Edit,okay,that looks like REV would connect 3,B,2 AND 4,A,1 and FWD would connect 4,3,B and A,1,2

09-12-2010, 12:12 PM
I know exactly what you are talking about and appreciate your help.

09-13-2010, 11:14 AM
Investigating the switch - good.

Take it a different way; rather than us telling you what to expect, you tell us what you find.

Open the switch up and look at the innards if you can.

Put one lead of an ohmmeter on pin 1, check continuity from there to all other pins in each of the three positions, record results. Repeat in each switch position.

Repeat for pin 3.

In each of the three positions, check continuity between each pair of adjacent pins on the diagram. This is likely to confirm the data from previous tests as well as give additional info on the off state. The diagram does not inspire confidence that the switch doesn't short the motor windings together in the off position;which may not be bad but is something you should be aware of. The diagram suggests 6 contacts arranged at 60 degree spacing. However, inside there may be 6 contacts arranged at about 30 degree spacing in two groups on opposite side (11,12,1 and 5,6,7 o'clock positions). This arrangement would not engage run and starter windings simultaneously.

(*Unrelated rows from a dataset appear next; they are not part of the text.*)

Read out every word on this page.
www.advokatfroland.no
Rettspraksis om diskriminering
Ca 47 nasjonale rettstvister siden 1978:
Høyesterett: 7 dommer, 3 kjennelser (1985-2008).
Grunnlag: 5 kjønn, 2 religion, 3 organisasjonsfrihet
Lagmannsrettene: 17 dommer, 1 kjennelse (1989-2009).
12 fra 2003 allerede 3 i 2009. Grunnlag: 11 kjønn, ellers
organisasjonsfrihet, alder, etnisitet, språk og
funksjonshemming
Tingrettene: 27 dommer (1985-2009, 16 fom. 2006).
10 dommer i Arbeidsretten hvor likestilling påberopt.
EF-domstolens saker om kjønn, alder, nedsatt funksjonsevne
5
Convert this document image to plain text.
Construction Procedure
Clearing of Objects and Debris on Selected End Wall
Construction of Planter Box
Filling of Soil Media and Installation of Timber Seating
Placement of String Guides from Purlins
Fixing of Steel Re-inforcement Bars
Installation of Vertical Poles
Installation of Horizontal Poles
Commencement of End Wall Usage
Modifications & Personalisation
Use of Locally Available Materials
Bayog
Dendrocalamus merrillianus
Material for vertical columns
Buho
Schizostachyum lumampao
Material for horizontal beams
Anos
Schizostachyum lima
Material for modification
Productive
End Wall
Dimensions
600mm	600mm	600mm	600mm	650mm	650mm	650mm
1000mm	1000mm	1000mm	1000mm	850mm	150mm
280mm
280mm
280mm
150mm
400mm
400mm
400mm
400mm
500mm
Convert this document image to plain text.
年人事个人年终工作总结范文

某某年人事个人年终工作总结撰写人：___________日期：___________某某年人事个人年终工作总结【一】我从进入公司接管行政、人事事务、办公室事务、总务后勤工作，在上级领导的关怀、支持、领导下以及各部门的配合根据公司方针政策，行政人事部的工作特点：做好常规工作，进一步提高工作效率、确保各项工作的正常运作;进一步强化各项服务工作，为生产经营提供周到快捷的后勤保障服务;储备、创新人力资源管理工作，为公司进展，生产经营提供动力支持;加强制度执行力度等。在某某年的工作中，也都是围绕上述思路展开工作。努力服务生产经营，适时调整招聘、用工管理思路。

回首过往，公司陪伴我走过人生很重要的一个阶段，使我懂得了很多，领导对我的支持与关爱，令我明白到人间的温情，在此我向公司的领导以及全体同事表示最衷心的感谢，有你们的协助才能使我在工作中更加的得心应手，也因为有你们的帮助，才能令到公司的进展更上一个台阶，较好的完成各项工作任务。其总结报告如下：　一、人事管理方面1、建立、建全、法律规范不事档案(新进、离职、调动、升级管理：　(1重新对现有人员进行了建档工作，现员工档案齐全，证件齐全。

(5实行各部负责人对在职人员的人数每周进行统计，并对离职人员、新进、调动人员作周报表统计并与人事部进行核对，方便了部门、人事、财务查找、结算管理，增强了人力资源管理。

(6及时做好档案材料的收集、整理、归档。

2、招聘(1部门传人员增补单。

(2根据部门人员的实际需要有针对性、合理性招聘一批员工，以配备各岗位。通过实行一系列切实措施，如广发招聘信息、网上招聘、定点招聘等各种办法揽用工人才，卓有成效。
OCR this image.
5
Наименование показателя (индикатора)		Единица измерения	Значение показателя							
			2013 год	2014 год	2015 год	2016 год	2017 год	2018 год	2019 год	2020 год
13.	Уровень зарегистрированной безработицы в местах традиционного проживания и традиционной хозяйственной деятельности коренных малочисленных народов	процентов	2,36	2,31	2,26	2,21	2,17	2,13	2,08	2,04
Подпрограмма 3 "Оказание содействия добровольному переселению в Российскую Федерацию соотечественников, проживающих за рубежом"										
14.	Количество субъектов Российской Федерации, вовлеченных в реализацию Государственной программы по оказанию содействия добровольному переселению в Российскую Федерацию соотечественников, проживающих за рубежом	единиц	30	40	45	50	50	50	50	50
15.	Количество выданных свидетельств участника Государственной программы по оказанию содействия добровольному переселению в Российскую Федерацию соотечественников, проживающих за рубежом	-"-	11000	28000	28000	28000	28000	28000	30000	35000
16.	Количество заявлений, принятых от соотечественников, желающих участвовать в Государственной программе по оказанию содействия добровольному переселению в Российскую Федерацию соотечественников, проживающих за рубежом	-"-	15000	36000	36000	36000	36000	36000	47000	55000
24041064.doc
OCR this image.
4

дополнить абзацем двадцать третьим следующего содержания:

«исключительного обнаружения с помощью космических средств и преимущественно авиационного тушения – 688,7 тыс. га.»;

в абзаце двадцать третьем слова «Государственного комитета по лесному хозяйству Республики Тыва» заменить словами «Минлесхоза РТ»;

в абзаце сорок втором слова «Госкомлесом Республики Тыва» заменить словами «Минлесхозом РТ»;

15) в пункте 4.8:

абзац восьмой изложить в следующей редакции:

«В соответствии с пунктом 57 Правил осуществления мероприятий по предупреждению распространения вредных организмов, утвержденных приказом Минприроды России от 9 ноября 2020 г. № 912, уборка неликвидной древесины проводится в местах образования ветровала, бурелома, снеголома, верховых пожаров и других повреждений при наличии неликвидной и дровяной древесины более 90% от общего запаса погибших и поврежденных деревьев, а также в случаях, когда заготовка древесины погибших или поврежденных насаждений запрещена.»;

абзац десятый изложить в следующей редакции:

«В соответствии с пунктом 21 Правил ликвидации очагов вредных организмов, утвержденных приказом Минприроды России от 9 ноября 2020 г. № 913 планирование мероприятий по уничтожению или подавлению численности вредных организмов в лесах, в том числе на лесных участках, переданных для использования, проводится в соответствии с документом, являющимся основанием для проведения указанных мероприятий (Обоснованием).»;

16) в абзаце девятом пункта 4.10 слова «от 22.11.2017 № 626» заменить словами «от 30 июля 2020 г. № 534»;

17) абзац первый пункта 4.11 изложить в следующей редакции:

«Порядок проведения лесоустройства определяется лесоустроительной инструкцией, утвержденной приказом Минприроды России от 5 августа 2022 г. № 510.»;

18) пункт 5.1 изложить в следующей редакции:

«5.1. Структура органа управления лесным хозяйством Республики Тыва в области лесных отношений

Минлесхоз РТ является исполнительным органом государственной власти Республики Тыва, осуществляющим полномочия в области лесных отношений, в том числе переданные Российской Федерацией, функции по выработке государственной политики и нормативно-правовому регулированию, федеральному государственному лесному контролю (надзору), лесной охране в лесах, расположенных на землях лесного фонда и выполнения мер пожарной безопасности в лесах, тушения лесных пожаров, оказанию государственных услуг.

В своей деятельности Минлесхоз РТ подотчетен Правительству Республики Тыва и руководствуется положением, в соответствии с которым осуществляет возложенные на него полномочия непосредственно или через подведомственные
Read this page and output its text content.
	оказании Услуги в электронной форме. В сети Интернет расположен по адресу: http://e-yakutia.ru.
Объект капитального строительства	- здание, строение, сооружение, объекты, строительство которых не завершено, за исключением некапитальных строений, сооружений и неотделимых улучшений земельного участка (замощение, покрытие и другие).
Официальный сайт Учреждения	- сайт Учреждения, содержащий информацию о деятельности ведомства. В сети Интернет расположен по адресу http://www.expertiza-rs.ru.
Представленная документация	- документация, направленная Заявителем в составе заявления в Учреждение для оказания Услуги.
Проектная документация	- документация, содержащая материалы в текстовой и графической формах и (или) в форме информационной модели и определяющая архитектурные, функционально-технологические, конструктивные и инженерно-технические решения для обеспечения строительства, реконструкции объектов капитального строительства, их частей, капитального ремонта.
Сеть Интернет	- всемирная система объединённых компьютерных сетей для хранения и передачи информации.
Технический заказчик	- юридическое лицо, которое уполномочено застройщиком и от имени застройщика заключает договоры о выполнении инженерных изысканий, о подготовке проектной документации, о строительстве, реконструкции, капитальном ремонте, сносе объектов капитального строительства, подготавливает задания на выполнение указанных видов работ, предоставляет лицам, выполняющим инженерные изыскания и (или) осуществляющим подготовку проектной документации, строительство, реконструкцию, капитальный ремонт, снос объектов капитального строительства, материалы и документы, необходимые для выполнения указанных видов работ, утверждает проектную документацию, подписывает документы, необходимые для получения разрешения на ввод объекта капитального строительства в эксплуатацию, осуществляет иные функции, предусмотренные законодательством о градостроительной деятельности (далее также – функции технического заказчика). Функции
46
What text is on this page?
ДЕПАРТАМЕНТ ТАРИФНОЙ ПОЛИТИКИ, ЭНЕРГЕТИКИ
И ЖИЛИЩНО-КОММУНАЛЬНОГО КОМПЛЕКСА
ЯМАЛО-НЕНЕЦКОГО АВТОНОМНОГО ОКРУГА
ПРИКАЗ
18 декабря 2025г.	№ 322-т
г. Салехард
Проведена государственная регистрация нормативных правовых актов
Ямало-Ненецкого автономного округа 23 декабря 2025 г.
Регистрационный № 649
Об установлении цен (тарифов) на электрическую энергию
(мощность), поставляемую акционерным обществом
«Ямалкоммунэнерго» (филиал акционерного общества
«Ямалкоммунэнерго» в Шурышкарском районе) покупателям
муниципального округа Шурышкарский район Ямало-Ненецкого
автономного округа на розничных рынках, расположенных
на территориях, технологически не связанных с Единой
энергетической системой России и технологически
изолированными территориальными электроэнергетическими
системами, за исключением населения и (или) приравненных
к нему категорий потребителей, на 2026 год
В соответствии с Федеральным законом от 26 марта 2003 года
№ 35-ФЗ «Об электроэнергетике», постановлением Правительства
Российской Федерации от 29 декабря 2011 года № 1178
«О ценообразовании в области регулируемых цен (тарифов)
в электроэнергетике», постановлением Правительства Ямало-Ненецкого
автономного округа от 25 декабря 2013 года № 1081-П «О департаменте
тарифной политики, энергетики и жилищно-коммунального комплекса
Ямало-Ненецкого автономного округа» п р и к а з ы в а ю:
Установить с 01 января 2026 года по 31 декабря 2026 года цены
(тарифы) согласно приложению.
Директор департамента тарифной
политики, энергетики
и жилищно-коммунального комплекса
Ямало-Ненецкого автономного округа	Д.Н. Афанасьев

Or the drawing could be purely symbolic and it might look like this (see second pic):
Or other configurations with the same effect, like a drum with cams and microswitches or irregularly spaced contacts

Or just make yourself three 6 x 6 grids of pin numbers on a sheet of paper and simply probe each possible combination of pins, and repeat for each of the three positions. Technically, you only need to do about half of them (i.e 1 to 2 and 2 to 1 are equivalent). This should be very fast - 45 combinations at about 1 second each. Just fill in the section above the diagonal lines.

Reverse Off Forward
|2|B|3|4|A|1| |2|B|3|4|A|1| |2|B|3|4|A|1|
-+-+-+-+-+-+-+ -+-+-+-+-+-+-+ -+-+-+-+-+-+-+
2|\| | | | | | 2|\| | | | | | 2|\| | | | | |
-+-+-+-+-+-+-+ -+-+-+-+-+-+-+ -+-+-+-+-+-+-+
B| |\| | | | | B| |\| | | | | B| |\| | | | |
-+-+-+-+-+-+-+ -+-+-+-+-+-+-+ -+-+-+-+-+-+-+
3| | |\| | | | 3| | |\| | | | 3| | |\| | | |
-+-+-+-+-+-+-+ -+-+-+-+-+-+-+ -+-+-+-+-+-+-+
4| | | |\| | | 4| | | |\| | | 4| | | |\| | |
-+-+-+-+-+-+-+ -+-+-+-+-+-+-+ -+-+-+-+-+-+-+
A| | | | |\| | A| | | | |\| | A| | | | |\| |
-+-+-+-+-+-+-+ -+-+-+-+-+-+-+ -+-+-+-+-+-+-+
1| | | | | |\| 1| | | | | |\| 1| | | | | |\|
-+-+-+-+-+-+-+ -+-+-+-+-+-+-+ -+-+-+-+-+-+-+

Likely results:
Reverse Off Forward
|2|B|3|4|A|1| |2|B|3|4|A|1| |2|B|3|4|A|1|
-+-+-+-+-+-+-+ -+-+-+-+-+-+-+ -+-+-+-+-+-+-+
2|\|*|*| | | | 2|\| | | | | | 2|\| | | |*|*|
-+-+-+-+-+-+-+ -+-+-+-+-+-+-+ -+-+-+-+-+-+-+
B| |\|*| | | | B| |\| | | | | B| |\|*|*| | |
-+-+-+-+-+-+-+ -+-+-+-+-+-+-+ -+-+-+-+-+-+-+
3| | |\| | | | 3| | |\| | | | 3| | |\|*| | |
-+-+-+-+-+-+-+ -+-+-+-+-+-+-+ -+-+-+-+-+-+-+
4| | | |\|*|*| 4| | | |\| | | 4| | | |\| | |
-+-+-+-+-+-+-+ -+-+-+-+-+-+-+ -+-+-+-+-+-+-+
A| | | | |\|*| A| | | | |\| | A| | | | |\|*|
-+-+-+-+-+-+-+ -+-+-+-+-+-+-+ -+-+-+-+-+-+-+
1| | | | | |\| 1| | | | | |\| 1| | | | | |\|
-+-+-+-+-+-+-+ -+-+-+-+-+-+-+ -+-+-+-+-+-+-+

09-13-2010, 11:15 PM

I tested out the switch. My results match your "Likely Results" perfectly.

09-15-2010, 10:54 PM
Shameless bump for more input.

09-19-2010, 11:52 PM
Ok, you should be able to rewire the lathe according to the modified wiring diagram I posted and the lathe should run in forward and reverse.

If you measure the voltage on the starter winding while starting the lathe, it will probably be somewhere between 1/3 and 1/2 of line voltage. If you get full line voltage, you have a problem.

09-22-2010, 10:21 PM
The lathe is up and running, forward and reverse. Thanks again to everyone who help me out. I greatly appreciate it!